May 30, 2022 2-minute read

MBS

multimodal • computer vision

In this I will follow my preffered briefing method the WHAC method.

What?

Compressed video formats produced different modalities which includes i-frames, p-frames, b-frames and audio. A recent beautiful work from WACV 2022, produced four transformer-based architectures to fuse these four modalities in an interesting way.

Using the base Vit and ViViT models, MM-ViT scored better or equally nearby scores on UCF101, Kinetics 600 and SomethingSomethingv2 (without audio dataset).

This approach has mapped each modality into a representation compatible with transformer architecture which expects a parallel input in the form of patches/tokens.

overall architecture

This work has different interesting parts.

How?

MM-ViT converts non-audio modalities in a different way as compared to audio modality.
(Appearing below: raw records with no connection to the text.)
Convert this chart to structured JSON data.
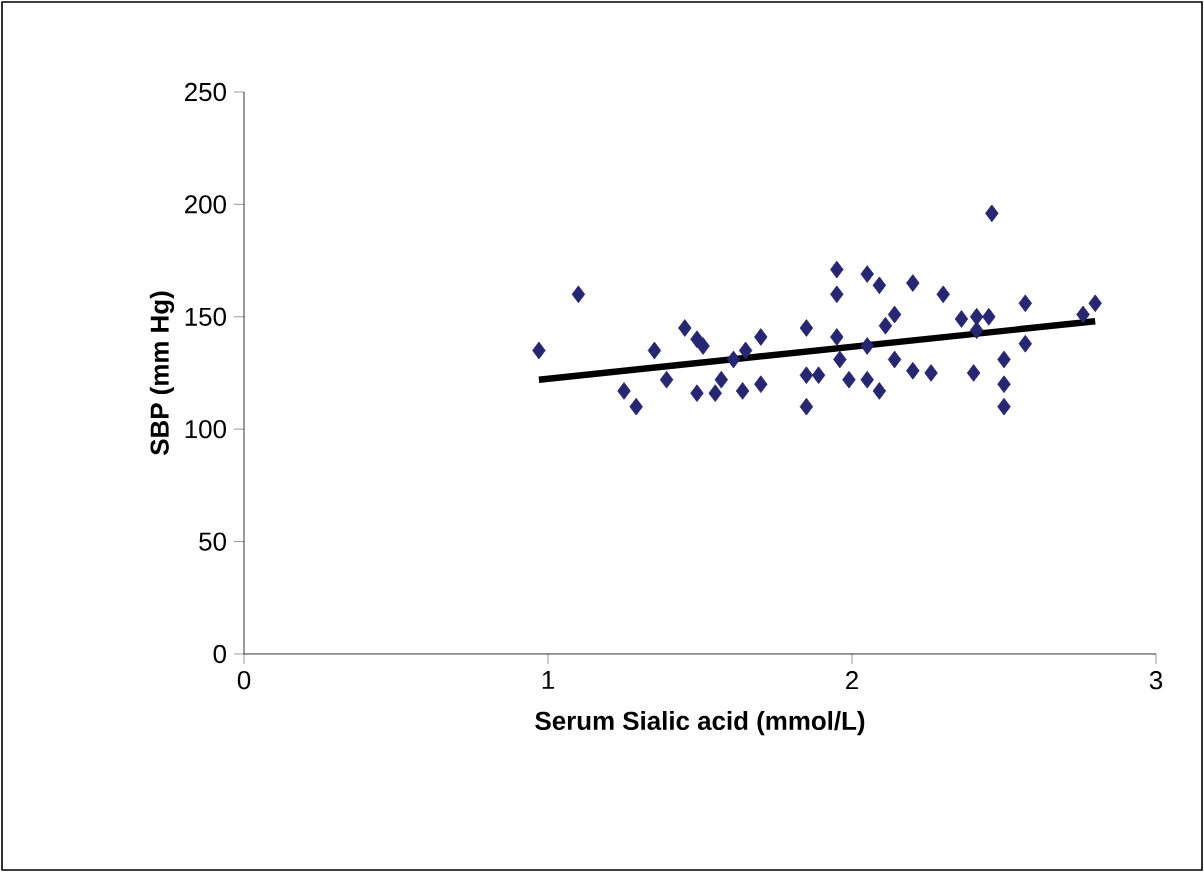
{
  "chart_data": {
    "type": "scatter",
    "xlabel": "Serum Sialic acid (mmol/L)",
    "ylabel": "SBP (mm Hg)",
    "xlim": [
      0,
      3
    ],
    "ylim": [
      0,
      250
    ],
    "xticks": [
      0,
      1,
      2,
      3
    ],
    "yticks": [
      0,
      50,
      100,
      150,
      200,
      250
    ],
    "marker": "diamond",
    "grid": false,
    "series": [
      {
        "color": "#262673",
        "x": [
          0.97,
          1.1,
          1.35,
          1.45,
          1.49,
          1.25,
          1.29,
          1.39,
          1.49,
          1.55,
          1.57,
          1.64,
          1.7,
          1.61,
          1.65,
          1.7,
          1.85,
          1.85,
          1.85,
          1.51,
          2.46,
          1.95,
          1.95,
          2.05,
          2.09,
          2.2,
          2.3,
          2.14,
          2.11,
          1.95,
          2.36,
          2.41,
          2.45,
          2.57,
          2.57,
          2.5,
          2.8,
          2.76,
          2.41,
          2.2,
          2.26,
          2.4,
          2.5,
          2.5,
          2.09,
          1.99,
          1.89,
          2.05,
          1.96,
          2.14,
          2.05
        ],
        "values": [
          135,
          160,
          135,
          145,
          140,
          117,
          110,
          122,
          116,
          116,
          122,
          117,
          120,
          131,
          135,
          141,
          145,
          124,
          110,
          137,
          196,
          171,
          160,
          169,
          164,
          165,
          160,
          151,
          146,
          141,
          149,
          150,
          150,
          156,
          138,
          131,
          156,
          151,
          144,
          126,
          125,
          125,
          120,
          110,
          117,
          122,
          124,
          122,
          131,
          131,
          137
        ]
      },
      {
        "type": "line",
        "color": "#000000",
        "marker": "none",
        "x": [
          0.97,
          2.8
        ],
        "values": [
          122,
          148
        ]
      }
    ]
  }
}
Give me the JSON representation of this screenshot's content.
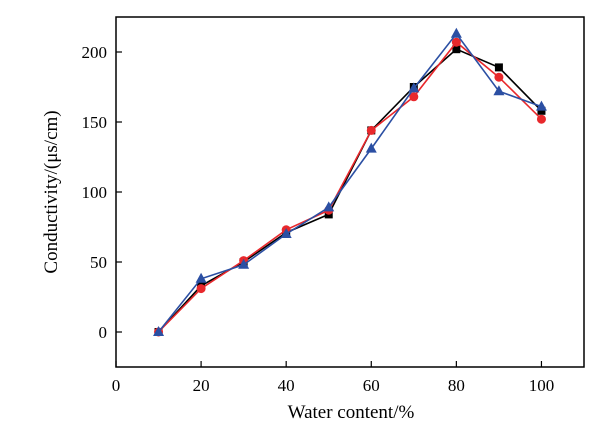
{
  "chart_data": {
    "type": "line",
    "title": "",
    "xlabel": "Water content/%",
    "ylabel": "Conductivity/(μs/cm)",
    "xlim": [
      0,
      110
    ],
    "ylim": [
      -25,
      225
    ],
    "xticks": [
      0,
      20,
      40,
      60,
      80,
      100
    ],
    "yticks": [
      0,
      50,
      100,
      150,
      200
    ],
    "grid": false,
    "legend": "none",
    "series": [
      {
        "marker": "square",
        "color": "#000000",
        "x": [
          10,
          20,
          30,
          40,
          50,
          60,
          70,
          80,
          90,
          100
        ],
        "y": [
          0,
          33,
          50,
          71,
          84,
          144,
          175,
          202,
          189,
          158
        ]
      },
      {
        "marker": "circle",
        "color": "#e8282c",
        "x": [
          10,
          20,
          30,
          40,
          50,
          60,
          70,
          80,
          90,
          100
        ],
        "y": [
          0,
          31,
          51,
          73,
          87,
          144,
          168,
          207,
          182,
          152
        ]
      },
      {
        "marker": "triangle",
        "color": "#2b4fa3",
        "x": [
          10,
          20,
          30,
          40,
          50,
          60,
          70,
          80,
          90,
          100
        ],
        "y": [
          0,
          38,
          48,
          70,
          89,
          131,
          174,
          213,
          172,
          161
        ]
      }
    ]
  }
}
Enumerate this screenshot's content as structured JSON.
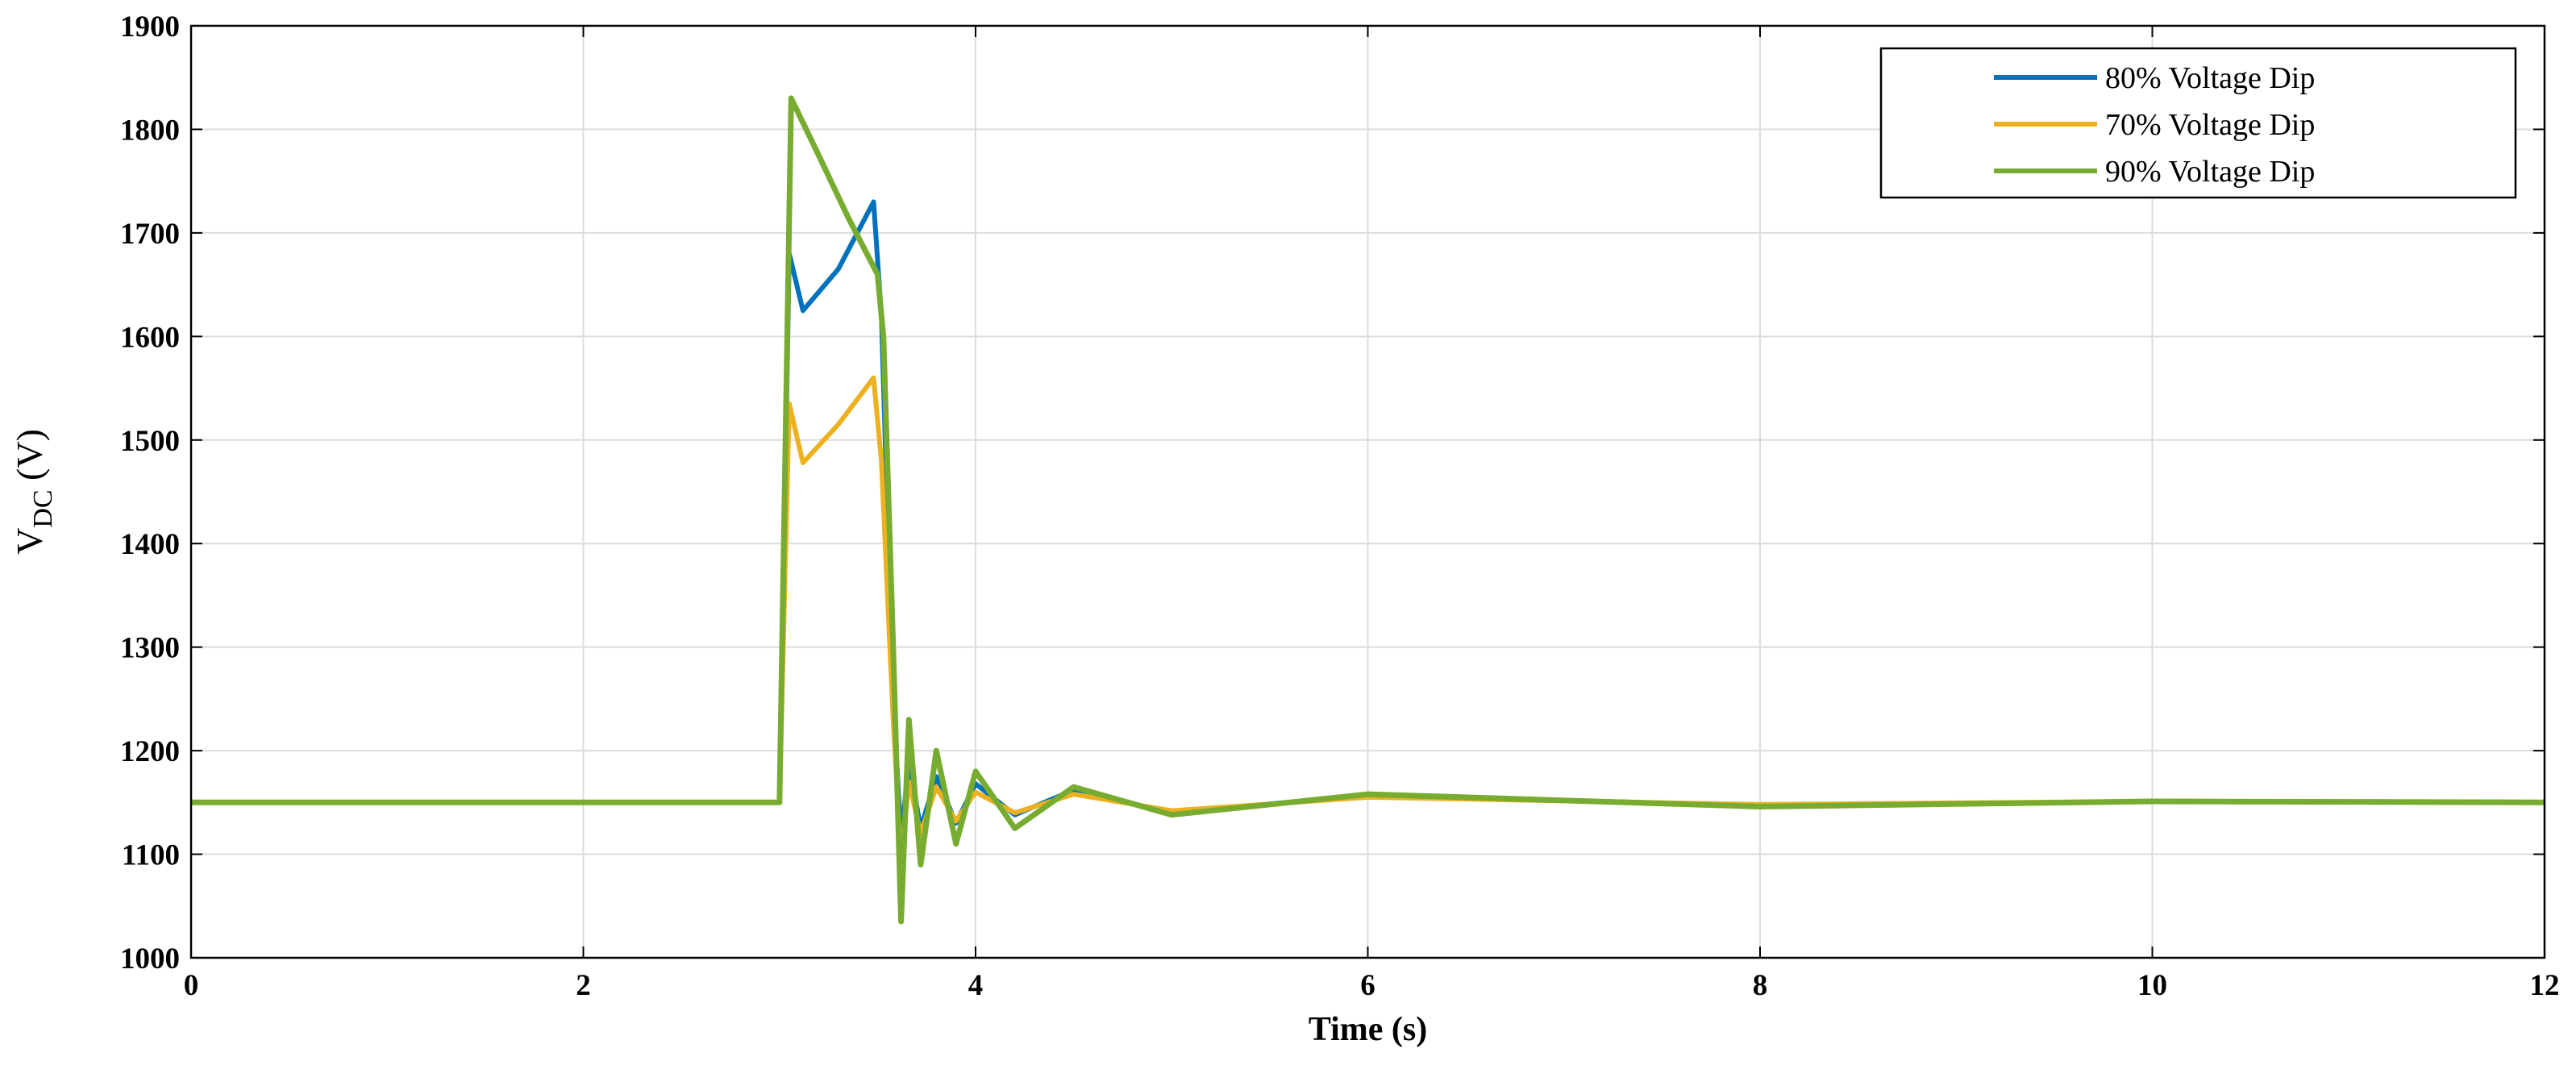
{
  "chart_data": {
    "type": "line",
    "title": "",
    "xlabel": "Time (s)",
    "ylabel": {
      "main": "V",
      "sub": "DC",
      "suffix": " (V)"
    },
    "xlim": [
      0,
      12
    ],
    "ylim": [
      1000,
      1900
    ],
    "xticks": [
      0,
      2,
      4,
      6,
      8,
      10,
      12
    ],
    "yticks": [
      1000,
      1100,
      1200,
      1300,
      1400,
      1500,
      1600,
      1700,
      1800,
      1900
    ],
    "grid": true,
    "legend_position": "top-right",
    "series": [
      {
        "name": "80% Voltage Dip",
        "color": "#0072BD",
        "x": [
          0,
          3.0,
          3.05,
          3.12,
          3.3,
          3.48,
          3.52,
          3.58,
          3.62,
          3.66,
          3.72,
          3.8,
          3.9,
          4.0,
          4.2,
          4.5,
          5.0,
          6.0,
          8.0,
          10.0,
          12.0
        ],
        "y": [
          1150,
          1150,
          1680,
          1625,
          1665,
          1730,
          1620,
          1250,
          1115,
          1190,
          1125,
          1175,
          1130,
          1168,
          1138,
          1162,
          1140,
          1157,
          1147,
          1151,
          1150
        ]
      },
      {
        "name": "70% Voltage Dip",
        "color": "#EDB120",
        "x": [
          0,
          3.0,
          3.05,
          3.12,
          3.3,
          3.48,
          3.52,
          3.58,
          3.62,
          3.66,
          3.72,
          3.8,
          3.9,
          4.0,
          4.2,
          4.5,
          5.0,
          6.0,
          8.0,
          10.0,
          12.0
        ],
        "y": [
          1150,
          1150,
          1535,
          1478,
          1515,
          1560,
          1480,
          1230,
          1095,
          1170,
          1120,
          1165,
          1132,
          1160,
          1140,
          1158,
          1142,
          1155,
          1148,
          1151,
          1150
        ]
      },
      {
        "name": "90% Voltage Dip",
        "color": "#77AC30",
        "x": [
          0,
          3.0,
          3.06,
          3.2,
          3.35,
          3.5,
          3.53,
          3.58,
          3.62,
          3.66,
          3.72,
          3.8,
          3.9,
          4.0,
          4.2,
          4.5,
          5.0,
          6.0,
          8.0,
          10.0,
          12.0
        ],
        "y": [
          1150,
          1150,
          1830,
          1775,
          1715,
          1660,
          1600,
          1300,
          1035,
          1230,
          1090,
          1200,
          1110,
          1180,
          1125,
          1165,
          1138,
          1158,
          1146,
          1151,
          1150
        ]
      }
    ]
  }
}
Basically, waveform has been used for audio representation. Transformer-based abstract variables (query, key, value) were extracted for each modality and are passed through an MLP to the attention mechanism. As mentioned four, there are four different architectures named different on the basis of key module they use.

overall architecture

Are we sure?

MM-ViT III is the best variant produced which has beaten SOTA CNN variants with and without optical flow. MM-ViT is efficient as it does not perform the heavy duty for optical flow. For qualitive view of the work picture generated from attention weights have been shared in the manuscript.

ssv2 ucf-101 kinetics-600 quality

Can I do it?

Key candidates for implementation are

Critical Details

SSv2 has no audiostream
all compressed videos to MPEG-4 codec which encodes a video into I-frames and P-frames.
Patch size is set to 16×16 across the visual modalities.
ViT-B pretarined on ImageNet-21K is the backbone
SGD with batch size 8
Learning rate starts from 0.5 and is divided by 10 when the validation accuracy plateaus.
83 refs which is huge
bad- table layout is not consistent
bad- mehcanisms diagram needs improvement
bad-source not provided
bad-machine details not provided
bad-not reproducible
bad-future works not shared
bad-limitations not shared
May be part of a commercial project as Oppo is a popular Computer Vision Tech-based company.